Some tips to help:  Push the drawer in till it binds.  move the front up and down and left to right.  Is there movement?  If so the bind is at the back.  If not look at the part of the drawer entering the opening.  A lack of minute up and down movement indicates the sides are bound on the top and/or bottom.  A lack of minute left and right movement indicates the sides are bound on the flat face.  You can typically look at the fit between the drawer and the opening and spot the bind.  If the front moves a bit in each direction, but when you grasp the back it is firm, the bind is in the back.  Find the spot, adjust it and repeat.  typically you get further each test until it slides in.  Binds that are had to spot, but need to be addressed are the rear against the drawer support and the sides agains transition in the carcass (where one part of a drawer web meets another and there is a slight lip that you missed when sanding).

A slight chamfer on the back on all four edges help with the fitting.

Prior to finishing, I mount the hardware with a simple jig to align the holes.  I make a jig based on the hole spacing of the hardware and the depth needed to reach the center of the drawer face.  I cut a notch out of the jig so I can see the center point marked on the drawer face.


Hardware is installed then removed so that the drawers can be finished.  I install it now to avoid additional shop rash caused by working the drawers after finishing.

The hardware is the larger Arts and Crafts drawer pull from Hickory Hardware and the small knob in the same series.

The drawers are finish sanded to 220 grit then the inside and outside are given a coat of shellac.

The carcass is gone over one more time with a card scraper and 220 grit and the bottoms of the feet are chamfered.  When you are satisfied that all the rough spots and shop rash have been addressed you can stain or go directly to finish.  When staining, I wipe stain onto the oak and not the drawer sides, though it is not critical (I use a folded corner of a rag).

I used one coat of Minwax Pecan Stain then four coats of Osmo Hard Wax Oil.

Finally, the sides and bottoms of the drawers as well as all drawer contact surfaces in the carcass get a thick coating of paste wax to help with sliding.

The back is put on last and is simply 1/4″ plywood.  You can use 1/2″.  I glued it to the Drawer Webs to help form a beam like structure.

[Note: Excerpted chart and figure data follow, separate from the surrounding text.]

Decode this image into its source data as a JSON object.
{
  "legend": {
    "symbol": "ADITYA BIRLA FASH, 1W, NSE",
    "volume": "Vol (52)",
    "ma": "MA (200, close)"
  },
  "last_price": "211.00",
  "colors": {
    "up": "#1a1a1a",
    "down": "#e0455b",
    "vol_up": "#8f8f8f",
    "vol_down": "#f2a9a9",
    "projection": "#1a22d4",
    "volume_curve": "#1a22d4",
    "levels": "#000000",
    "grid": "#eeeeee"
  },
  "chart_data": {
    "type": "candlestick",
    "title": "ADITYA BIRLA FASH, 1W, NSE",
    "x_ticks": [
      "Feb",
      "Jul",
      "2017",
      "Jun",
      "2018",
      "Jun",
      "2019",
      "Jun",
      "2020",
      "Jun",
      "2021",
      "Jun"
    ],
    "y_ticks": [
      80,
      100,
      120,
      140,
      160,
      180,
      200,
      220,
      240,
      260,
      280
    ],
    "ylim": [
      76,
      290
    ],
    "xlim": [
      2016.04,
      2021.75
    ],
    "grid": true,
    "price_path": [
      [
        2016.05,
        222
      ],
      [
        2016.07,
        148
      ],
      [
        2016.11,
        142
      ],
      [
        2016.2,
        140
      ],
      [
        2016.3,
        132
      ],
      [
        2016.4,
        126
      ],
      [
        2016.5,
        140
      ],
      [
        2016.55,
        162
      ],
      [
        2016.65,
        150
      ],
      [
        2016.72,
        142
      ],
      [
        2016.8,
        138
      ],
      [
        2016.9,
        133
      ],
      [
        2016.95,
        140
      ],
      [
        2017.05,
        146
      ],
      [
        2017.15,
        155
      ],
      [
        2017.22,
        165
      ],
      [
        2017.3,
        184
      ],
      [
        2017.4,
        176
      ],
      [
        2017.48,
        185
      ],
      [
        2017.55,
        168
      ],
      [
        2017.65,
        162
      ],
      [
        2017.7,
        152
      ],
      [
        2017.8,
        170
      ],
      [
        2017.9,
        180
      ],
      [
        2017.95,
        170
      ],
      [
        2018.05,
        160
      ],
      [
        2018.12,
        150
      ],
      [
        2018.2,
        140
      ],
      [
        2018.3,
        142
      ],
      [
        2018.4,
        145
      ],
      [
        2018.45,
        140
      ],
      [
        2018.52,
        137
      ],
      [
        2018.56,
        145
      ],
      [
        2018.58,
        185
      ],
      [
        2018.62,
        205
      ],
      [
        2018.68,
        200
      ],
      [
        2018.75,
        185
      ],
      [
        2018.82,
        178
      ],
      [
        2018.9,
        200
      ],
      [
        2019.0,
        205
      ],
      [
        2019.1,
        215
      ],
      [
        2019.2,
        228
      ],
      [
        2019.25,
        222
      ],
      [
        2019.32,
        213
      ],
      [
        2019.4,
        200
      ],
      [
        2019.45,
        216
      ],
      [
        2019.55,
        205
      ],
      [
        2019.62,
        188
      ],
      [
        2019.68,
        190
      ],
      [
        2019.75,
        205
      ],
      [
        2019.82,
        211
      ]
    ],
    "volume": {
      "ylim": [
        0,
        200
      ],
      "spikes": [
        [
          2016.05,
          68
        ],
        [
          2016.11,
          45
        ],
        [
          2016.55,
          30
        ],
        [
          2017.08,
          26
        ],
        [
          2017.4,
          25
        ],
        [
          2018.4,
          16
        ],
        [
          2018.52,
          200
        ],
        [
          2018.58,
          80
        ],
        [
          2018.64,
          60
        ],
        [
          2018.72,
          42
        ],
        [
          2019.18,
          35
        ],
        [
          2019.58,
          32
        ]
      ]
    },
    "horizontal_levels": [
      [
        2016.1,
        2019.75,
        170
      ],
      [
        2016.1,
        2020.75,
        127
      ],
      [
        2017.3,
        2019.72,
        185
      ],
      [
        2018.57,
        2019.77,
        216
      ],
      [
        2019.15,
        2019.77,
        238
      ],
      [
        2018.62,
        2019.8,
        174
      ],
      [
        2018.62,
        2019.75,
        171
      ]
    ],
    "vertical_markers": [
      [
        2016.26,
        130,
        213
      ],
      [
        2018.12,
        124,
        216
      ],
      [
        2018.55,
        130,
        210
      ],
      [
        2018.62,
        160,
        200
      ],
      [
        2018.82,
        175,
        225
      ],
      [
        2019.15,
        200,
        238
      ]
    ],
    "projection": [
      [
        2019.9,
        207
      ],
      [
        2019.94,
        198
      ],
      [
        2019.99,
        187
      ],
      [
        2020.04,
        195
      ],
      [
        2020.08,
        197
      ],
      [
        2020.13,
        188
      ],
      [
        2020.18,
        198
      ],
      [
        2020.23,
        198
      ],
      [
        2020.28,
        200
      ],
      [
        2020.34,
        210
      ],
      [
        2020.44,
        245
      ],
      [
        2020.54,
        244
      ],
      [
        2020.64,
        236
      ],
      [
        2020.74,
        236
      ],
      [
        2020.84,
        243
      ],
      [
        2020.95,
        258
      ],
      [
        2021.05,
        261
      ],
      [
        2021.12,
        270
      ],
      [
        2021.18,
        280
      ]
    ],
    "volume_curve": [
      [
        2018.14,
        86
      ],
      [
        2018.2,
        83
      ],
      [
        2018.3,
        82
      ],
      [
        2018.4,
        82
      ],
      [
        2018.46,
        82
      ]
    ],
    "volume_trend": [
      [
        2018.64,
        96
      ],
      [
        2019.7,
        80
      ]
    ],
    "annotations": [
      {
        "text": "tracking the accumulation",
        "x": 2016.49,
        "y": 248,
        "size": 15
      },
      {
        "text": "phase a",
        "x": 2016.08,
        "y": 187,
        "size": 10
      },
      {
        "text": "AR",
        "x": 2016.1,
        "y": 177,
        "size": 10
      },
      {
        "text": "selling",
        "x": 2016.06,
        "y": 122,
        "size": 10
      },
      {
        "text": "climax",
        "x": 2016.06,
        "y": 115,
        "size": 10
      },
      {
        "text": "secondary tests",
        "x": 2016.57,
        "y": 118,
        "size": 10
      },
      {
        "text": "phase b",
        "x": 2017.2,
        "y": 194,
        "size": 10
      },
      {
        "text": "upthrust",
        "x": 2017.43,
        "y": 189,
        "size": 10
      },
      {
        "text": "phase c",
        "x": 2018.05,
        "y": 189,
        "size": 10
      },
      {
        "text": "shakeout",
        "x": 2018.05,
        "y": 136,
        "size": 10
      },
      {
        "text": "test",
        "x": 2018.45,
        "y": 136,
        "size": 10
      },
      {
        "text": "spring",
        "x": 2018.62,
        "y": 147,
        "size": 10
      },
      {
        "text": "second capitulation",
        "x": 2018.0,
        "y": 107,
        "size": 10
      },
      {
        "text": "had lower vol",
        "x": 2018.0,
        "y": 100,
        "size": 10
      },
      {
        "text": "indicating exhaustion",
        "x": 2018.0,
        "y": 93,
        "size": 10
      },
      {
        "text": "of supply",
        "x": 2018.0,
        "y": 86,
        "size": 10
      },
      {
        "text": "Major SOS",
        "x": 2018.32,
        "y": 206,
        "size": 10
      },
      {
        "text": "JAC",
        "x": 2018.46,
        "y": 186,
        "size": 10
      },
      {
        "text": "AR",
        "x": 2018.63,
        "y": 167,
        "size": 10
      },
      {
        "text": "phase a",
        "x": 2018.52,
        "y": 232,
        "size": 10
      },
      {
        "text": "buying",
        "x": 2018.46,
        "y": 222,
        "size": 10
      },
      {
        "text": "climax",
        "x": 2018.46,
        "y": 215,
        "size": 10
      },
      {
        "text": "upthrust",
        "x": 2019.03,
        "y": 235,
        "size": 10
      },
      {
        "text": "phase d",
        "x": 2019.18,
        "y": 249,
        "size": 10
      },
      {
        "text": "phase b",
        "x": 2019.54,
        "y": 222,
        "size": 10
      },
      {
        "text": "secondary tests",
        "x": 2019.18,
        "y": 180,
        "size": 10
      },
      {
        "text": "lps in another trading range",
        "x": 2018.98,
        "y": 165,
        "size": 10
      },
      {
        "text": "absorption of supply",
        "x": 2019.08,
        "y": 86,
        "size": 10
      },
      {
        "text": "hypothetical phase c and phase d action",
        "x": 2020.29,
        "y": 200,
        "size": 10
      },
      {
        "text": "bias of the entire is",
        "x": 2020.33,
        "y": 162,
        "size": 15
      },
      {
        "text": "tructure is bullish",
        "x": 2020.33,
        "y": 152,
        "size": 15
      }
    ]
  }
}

So what went wrong?  Well:

  • I put one panel stile on the router wrong side down and had to splice in a small piece
  • One of the female cuts for a sliding dovetail in the top Drawer Web was in the wrong place (I have no idea how I did that) and I had to fill it and manually fit the divider.
  • Drawer 2 (center top row) had a mis-aligned drawer box, likely due to the above referenced error and I had to plane off a good 1/8″ to get it square, as such I had to glue in a wedge in the back to help it align right.
  • While installing the Drawer Webs, the bottom one was very tight and took a great deal of pounding one side, so much so that it broke the glue joint on the bottom rail of the side panel.  I caught it in time to re-glue it and clamp it up.
  • Two drawers were so dead on in fit that they were tight after finishing and I had to use a plane.  Once the piece stabilizes after the summer I will re-fit all of them and touch up any finish issues.

I don’t think I would change the design any after building it.  It is functional, fits the style points of the Arts and Crafts movement and shows well next to pieces from the period.  The wood is locally harvested and has some knots.  I used them.  Drawer 3 has one, Drawer 9 has two, the Bottom Arch has two and there are a few in the top.  Up close the grain around them is interesting and I like the look of the wood.

Build time was three months, generally working one weekend day a week and some time in the evenings.